Polylogarithmic query algorithms for uniformity testing

Efficient algorithms for distribution identity testing

Lower bounds matching the new model's capabilities

Abstract

We study a new framework for property testing of probability distributions, by considering distribution testing algorithms that have access to a conditional sampling oracle.* This is an oracle that takes as input a subset $S \subseteq [N]$ of the domain $[N]$ of the unknown probability distribution $D$ and returns a draw from the conditional probability distribution $D$ restricted to $S$. This new model allows considerable flexibility in the design of distribution testing algorithms; in particular, testing algorithms in this model can be adaptive.
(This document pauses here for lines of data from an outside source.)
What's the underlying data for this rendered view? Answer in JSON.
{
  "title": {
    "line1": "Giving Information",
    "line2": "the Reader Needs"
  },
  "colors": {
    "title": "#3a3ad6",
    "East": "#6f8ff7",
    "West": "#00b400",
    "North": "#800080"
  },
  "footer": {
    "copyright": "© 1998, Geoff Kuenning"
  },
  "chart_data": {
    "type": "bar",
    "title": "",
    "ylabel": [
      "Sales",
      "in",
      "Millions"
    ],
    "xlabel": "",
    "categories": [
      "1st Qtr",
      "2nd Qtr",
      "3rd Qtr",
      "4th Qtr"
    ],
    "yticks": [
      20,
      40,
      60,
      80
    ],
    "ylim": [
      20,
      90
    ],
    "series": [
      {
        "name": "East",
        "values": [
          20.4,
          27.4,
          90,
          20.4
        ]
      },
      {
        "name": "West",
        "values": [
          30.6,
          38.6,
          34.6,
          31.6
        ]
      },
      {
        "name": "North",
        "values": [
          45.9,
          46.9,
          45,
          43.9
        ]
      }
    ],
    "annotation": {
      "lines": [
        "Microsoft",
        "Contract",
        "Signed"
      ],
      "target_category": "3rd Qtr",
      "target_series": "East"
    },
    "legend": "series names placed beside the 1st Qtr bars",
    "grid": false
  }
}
We study a wide range of natural distribution testing problems in this new framework and some of its variants, giving both upper and lower bounds on query complexity. These problems include testing whether $D$ is the uniform distribution $\mathcal{U}$; testing whether $D = D^\ast$ for an explicitly provided $D^\ast$; testing whether two unknown distributions $D_1$ and $D_2$ are equivalent; and estimating the variation distance between $D$ and the uniform distribution. At a high level our main finding is that the new "conditional sampling" framework we consider is a powerful one: while all the problems mentioned above have $\Omega(\sqrt{N})$ sample complexity in the standard model (and in some cases the complexity must be almost linear in $N$), we give $\mathrm{poly}(\log N, 1/\varepsilon)$-query algorithms (and in some cases $\mathrm{poly}(1/\varepsilon)$-query algorithms independent of $N$) for all these problems in our conditional sampling setting. *Independently from our work, Chakraborty et al. also considered this framework. We discuss their work in Subsection [1.4].